1 Sur requête conjointe des père et mère, l'autorité de protection de l'enfant attribue l'autorité parentale conjointement aux deux parents, pour autant que cela soit compatible avec le bien de l'enfant et qu'ils soumettent à sa ratification une convention qui détermine leur participation à la prise en charge de l'enfant et la répartition des frais d'entretien de celui-ci.

2 A la requête du père ou de la mère, de l'enfant ou d'office, l'autorité de protection de l'enfant modifie l'attribution de l'autorité parentale lorsque des faits nouveaux importants l'exigent pour le bien de l'enfant.2

3 A la mort de l'un des parents, l'autorité parentale appartient au survivant si les père et mère ont exercé l'autorité parentale en commun.3


1 Introduit par le ch.
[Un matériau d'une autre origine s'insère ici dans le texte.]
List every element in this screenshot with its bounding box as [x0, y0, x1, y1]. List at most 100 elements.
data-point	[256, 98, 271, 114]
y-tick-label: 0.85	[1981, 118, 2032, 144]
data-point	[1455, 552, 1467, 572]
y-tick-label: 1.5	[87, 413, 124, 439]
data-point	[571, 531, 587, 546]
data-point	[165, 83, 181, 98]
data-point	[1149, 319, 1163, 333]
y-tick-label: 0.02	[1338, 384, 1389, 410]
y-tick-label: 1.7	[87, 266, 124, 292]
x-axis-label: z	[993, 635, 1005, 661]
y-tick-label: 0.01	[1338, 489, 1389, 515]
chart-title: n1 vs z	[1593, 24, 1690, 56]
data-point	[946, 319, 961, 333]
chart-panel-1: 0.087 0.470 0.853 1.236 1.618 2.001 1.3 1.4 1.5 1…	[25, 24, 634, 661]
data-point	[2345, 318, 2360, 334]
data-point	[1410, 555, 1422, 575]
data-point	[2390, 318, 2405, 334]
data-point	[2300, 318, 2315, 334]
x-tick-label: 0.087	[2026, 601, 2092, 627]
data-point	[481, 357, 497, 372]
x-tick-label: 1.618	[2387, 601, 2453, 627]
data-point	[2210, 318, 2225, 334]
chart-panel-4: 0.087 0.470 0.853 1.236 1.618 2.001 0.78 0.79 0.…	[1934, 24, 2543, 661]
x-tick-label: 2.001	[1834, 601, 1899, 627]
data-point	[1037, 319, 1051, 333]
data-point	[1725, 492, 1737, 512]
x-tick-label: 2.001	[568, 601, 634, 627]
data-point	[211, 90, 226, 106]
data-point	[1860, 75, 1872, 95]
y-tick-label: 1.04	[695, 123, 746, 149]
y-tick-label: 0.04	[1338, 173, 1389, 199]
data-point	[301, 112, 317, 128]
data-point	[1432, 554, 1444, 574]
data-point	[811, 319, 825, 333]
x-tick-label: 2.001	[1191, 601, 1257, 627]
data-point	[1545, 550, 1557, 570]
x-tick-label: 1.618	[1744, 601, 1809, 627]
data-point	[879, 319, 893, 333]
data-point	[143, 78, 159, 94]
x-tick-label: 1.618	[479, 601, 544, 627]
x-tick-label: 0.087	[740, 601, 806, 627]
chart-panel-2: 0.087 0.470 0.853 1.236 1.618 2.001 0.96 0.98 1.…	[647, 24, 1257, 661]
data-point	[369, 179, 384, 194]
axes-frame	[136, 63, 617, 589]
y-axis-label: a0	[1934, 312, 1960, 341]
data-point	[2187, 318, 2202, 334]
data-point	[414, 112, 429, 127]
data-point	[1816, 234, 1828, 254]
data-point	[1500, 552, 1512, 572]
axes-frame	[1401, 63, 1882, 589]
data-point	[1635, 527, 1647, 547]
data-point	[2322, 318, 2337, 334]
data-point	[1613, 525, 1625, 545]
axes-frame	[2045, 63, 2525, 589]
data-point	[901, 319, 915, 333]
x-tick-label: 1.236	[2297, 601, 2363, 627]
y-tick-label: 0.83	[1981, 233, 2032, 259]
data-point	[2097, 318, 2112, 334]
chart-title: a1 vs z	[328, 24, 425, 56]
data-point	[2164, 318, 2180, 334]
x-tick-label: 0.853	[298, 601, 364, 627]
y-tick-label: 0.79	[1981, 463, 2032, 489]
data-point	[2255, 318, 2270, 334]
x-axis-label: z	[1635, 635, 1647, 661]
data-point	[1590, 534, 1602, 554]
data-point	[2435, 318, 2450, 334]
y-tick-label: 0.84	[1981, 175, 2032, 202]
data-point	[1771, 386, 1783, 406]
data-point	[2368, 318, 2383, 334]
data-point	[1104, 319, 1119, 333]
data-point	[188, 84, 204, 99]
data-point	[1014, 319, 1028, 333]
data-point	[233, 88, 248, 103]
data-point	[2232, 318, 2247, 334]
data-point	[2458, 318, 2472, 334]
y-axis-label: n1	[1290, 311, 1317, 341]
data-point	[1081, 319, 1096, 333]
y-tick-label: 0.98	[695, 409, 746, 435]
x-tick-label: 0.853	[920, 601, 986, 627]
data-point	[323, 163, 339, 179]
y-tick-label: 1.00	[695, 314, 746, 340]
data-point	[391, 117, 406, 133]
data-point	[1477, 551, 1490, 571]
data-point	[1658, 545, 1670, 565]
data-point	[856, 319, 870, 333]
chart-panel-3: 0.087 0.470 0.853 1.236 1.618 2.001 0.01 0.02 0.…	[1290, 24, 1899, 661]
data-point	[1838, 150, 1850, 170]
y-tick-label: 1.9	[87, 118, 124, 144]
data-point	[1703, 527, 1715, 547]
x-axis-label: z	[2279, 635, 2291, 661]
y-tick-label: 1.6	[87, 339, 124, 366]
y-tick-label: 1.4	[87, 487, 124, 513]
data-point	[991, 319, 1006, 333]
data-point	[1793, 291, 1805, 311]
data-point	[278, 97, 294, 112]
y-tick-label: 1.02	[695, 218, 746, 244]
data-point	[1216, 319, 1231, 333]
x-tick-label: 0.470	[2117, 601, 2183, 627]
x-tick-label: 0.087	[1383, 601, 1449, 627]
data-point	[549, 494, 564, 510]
I 4 de la LF du 26 juin 1998, en vigueur depuis le 1er janv. 2000 (RO 1999 1118; FF 1996 I 1).
2 Nouvelle teneur selon le ch. I 2 de la LF du 19 déc. 2008 (Protection de l'adulte, droit des personnes et droit de la filiation), en vigueur depuis le 1er janv. 2013 (RO 2011 725; FF 2006 6635).
3 Introduit par le ch. I 2 de la LF du 19 déc. 2008 (Protection de l'adulte, droit des personnes et droit de la filiation), en vigueur depuis le 1er janv. 2013 (RO 2011 725; FF 2006 6635).